Édition du 19 septembre 2017

Une tribune libre pour la gauche québécoise en marche

QS et PQ : comment répéter ce qu’on vise à remplacer

« … Mais pour réaliser cette société, la souveraineté est essentielle. On ne peut penser prendre le contrôle de nos richesses naturelles et de nos institutions en laissant l’État fédéral et les multinationales nous imposer leur volonté ».
(André Frappier, dans l’édition de Presse-toi-à-gauche du 27 juin 2017)

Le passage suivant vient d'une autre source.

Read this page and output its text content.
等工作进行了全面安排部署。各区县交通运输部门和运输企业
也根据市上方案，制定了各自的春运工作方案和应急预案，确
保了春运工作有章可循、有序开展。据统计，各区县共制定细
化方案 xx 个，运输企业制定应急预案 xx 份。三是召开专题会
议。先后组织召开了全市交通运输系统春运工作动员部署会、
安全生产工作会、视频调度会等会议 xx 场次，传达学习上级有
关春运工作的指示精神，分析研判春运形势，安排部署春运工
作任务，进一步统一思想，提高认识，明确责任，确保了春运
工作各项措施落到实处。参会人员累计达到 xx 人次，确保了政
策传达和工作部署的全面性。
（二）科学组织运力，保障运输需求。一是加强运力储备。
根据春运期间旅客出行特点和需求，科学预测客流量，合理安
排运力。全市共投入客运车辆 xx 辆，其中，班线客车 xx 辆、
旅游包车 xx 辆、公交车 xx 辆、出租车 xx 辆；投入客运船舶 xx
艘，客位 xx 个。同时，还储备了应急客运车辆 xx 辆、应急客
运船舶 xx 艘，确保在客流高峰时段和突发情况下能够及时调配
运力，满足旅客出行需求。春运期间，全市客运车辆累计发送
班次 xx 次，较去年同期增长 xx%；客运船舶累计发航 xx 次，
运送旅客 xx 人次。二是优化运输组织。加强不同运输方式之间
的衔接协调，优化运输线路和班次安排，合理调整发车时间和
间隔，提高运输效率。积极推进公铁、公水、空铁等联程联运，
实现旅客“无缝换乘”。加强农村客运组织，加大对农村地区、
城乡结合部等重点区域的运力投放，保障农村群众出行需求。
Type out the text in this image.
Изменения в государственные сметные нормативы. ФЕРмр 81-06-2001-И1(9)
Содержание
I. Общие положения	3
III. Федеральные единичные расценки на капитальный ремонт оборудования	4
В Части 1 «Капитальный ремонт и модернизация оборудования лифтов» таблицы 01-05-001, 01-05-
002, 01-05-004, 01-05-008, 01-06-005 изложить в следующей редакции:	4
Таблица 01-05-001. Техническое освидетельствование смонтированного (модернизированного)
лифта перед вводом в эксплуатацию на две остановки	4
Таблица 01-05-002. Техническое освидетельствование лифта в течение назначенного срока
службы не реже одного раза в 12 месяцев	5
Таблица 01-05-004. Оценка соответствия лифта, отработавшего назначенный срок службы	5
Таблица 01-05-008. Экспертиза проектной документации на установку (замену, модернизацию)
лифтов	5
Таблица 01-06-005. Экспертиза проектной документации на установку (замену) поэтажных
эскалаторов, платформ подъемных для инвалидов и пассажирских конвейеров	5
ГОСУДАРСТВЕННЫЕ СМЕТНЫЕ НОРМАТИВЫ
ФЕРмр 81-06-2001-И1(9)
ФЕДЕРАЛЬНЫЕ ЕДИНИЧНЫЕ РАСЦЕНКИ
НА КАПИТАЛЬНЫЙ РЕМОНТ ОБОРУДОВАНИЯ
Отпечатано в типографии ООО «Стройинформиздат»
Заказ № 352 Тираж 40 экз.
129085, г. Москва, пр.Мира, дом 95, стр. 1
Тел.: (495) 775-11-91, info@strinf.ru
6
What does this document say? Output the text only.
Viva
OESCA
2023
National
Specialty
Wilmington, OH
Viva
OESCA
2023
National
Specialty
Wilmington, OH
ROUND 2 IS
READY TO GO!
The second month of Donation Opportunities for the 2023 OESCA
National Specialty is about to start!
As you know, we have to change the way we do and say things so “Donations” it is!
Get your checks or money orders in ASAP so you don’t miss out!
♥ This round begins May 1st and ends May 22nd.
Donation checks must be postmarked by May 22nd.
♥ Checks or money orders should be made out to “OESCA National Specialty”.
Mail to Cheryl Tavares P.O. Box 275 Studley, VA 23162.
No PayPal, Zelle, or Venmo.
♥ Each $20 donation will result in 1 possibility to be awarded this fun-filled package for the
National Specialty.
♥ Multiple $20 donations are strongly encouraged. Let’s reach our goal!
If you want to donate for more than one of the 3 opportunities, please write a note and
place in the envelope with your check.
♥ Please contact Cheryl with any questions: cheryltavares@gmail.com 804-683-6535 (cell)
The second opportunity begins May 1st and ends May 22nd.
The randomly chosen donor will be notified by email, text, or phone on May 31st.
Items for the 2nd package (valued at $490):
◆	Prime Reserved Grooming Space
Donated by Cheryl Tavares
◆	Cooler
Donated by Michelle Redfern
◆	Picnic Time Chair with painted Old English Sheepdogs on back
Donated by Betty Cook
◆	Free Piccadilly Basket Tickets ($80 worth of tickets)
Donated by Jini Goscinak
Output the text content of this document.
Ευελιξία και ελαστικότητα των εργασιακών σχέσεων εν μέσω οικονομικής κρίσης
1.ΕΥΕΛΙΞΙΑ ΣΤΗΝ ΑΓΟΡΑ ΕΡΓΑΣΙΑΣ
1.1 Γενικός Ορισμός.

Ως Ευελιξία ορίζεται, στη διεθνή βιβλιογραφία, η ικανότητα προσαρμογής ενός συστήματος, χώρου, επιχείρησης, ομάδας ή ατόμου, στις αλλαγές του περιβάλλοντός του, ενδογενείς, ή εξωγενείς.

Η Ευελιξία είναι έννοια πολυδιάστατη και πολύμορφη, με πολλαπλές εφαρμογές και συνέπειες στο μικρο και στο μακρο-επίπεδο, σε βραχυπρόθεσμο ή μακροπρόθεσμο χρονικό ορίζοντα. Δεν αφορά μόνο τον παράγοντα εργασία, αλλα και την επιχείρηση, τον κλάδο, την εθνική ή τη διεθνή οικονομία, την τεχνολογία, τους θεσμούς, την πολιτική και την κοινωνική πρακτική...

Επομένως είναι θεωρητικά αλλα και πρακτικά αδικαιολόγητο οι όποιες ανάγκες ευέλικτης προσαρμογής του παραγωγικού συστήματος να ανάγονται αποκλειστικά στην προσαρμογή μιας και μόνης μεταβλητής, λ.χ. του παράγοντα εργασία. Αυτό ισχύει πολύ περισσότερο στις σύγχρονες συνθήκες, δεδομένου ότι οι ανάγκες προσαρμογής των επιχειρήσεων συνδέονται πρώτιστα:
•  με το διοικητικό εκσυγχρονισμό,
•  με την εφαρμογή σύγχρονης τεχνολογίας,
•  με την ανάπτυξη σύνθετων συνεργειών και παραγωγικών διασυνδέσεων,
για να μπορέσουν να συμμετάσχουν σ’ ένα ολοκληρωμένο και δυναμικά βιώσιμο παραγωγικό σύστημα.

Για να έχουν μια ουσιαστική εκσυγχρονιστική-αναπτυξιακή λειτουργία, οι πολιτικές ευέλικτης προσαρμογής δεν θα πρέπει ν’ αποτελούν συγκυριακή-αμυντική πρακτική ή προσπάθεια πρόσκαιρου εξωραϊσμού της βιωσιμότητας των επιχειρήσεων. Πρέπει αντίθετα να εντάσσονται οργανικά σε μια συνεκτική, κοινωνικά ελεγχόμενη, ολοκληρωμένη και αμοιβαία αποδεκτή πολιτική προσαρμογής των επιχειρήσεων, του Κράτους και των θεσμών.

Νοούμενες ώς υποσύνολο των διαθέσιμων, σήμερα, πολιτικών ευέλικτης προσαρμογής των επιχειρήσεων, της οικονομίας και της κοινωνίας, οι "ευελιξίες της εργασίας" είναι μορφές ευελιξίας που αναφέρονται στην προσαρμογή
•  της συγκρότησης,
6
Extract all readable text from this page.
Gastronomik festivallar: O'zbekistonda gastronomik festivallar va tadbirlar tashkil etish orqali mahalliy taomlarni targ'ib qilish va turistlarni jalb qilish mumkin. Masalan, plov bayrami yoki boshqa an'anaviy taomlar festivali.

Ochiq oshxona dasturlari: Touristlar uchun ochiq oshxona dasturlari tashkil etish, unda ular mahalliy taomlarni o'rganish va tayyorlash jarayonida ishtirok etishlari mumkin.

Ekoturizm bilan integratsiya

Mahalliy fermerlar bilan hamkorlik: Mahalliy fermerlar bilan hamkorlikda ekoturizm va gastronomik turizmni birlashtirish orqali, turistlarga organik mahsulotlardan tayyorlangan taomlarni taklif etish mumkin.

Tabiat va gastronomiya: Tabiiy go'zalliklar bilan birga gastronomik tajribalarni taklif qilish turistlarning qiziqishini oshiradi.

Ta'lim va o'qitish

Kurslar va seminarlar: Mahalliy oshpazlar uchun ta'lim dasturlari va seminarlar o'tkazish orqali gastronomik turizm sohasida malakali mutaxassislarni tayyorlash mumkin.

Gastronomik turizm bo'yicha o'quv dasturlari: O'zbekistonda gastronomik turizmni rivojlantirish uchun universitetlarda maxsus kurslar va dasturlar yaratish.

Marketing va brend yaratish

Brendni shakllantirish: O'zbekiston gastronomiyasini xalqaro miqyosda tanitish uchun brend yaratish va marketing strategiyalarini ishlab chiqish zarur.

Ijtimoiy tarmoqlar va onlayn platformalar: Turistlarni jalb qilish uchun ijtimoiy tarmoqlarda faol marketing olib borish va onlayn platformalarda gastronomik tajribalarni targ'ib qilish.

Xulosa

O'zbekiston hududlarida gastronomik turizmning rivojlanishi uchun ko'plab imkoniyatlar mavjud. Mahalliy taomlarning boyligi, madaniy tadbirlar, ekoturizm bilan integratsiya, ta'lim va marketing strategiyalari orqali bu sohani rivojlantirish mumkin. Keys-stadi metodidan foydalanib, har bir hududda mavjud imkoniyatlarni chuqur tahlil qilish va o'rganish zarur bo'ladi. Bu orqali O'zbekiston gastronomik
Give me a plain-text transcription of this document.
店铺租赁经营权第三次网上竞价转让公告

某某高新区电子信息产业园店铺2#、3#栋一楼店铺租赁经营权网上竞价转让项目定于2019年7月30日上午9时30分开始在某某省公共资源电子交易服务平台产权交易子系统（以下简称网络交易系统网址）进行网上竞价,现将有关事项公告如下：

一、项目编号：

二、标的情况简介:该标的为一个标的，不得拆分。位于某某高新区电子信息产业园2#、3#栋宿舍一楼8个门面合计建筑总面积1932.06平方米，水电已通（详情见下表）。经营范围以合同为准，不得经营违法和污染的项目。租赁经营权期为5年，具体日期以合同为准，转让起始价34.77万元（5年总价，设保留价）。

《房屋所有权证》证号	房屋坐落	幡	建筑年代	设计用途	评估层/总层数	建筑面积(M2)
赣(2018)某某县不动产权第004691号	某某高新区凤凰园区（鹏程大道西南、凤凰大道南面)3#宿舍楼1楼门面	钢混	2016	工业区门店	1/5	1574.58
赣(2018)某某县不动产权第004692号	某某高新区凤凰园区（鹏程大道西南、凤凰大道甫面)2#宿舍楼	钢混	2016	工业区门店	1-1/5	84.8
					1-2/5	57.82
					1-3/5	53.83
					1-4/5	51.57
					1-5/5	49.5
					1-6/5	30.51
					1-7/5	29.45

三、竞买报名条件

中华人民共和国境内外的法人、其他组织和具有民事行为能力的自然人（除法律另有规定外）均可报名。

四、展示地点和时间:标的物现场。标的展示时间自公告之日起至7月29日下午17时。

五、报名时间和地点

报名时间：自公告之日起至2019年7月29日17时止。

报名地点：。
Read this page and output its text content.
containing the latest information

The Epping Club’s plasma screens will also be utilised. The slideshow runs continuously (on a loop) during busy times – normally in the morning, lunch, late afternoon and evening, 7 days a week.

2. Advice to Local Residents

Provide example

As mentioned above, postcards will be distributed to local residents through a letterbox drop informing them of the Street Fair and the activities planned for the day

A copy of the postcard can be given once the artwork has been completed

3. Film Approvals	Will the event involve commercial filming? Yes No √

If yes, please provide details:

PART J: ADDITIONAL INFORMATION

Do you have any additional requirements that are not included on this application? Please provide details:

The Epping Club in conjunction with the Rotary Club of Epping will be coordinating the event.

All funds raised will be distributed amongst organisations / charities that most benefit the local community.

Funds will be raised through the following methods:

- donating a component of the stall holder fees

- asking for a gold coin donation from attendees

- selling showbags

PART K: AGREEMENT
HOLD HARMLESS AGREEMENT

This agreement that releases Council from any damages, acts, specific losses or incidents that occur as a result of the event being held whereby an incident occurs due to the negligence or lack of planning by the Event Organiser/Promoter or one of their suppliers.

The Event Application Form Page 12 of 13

À chaque fois que j’entends ce genre de choses, et je les ai entendues souvent depuis 40 ans, je me demande : mettons que je vis à Moncton, à Winnipeg ou sur une réserve amérindienne, et que j’aimerais moi-aussi voir mise en place, un jour, le genre de société que souhaite André Frappier – une société où le peuple n’est pas à la merci des compagnies minières ni des pétrolières, où chaque personne se sent incluse, etc. – je fais quoi, alors ? Je crée un parti qui prône de faire des pays distincts avec l’Acadie, avec le Manitoba et avec chacun des territoires que les nations amérindiennes considèrent les leurs historiquement ? Je propose de tenir, dès notre prochain mandat, donc sous le même régime économique qu’actuellement, c’est-à-dire sous le capitalisme, une constituante commune à tous ces territoires pour décider où seront fixées exactement les frontières des nouveau pays en question ? Y compris des frontières qui couperaient le nouveau pays Québec en douze morceaux et d’autres qui lui passeraient par-dessus la tête, par exemple si les Terre-neuviens décidaient de jumeler leur nouveau pays avec celui des Ontariens ? Et puis je souhaite que, suite à une dizaine de référendums tenus from coast to coast, gagnés tout au plus à 51% pour un certain nombre, dont celui du Québec très certainement, les transitions de constitution se fassent dans la tranquillité, sans aucune violence alimentée par qui que ce soit ? En espérant que tout cela soit fini après une année ou deux pour qu’on s’attaque ensuite, dans la cohésion totale, à régler le cas des multinationales ?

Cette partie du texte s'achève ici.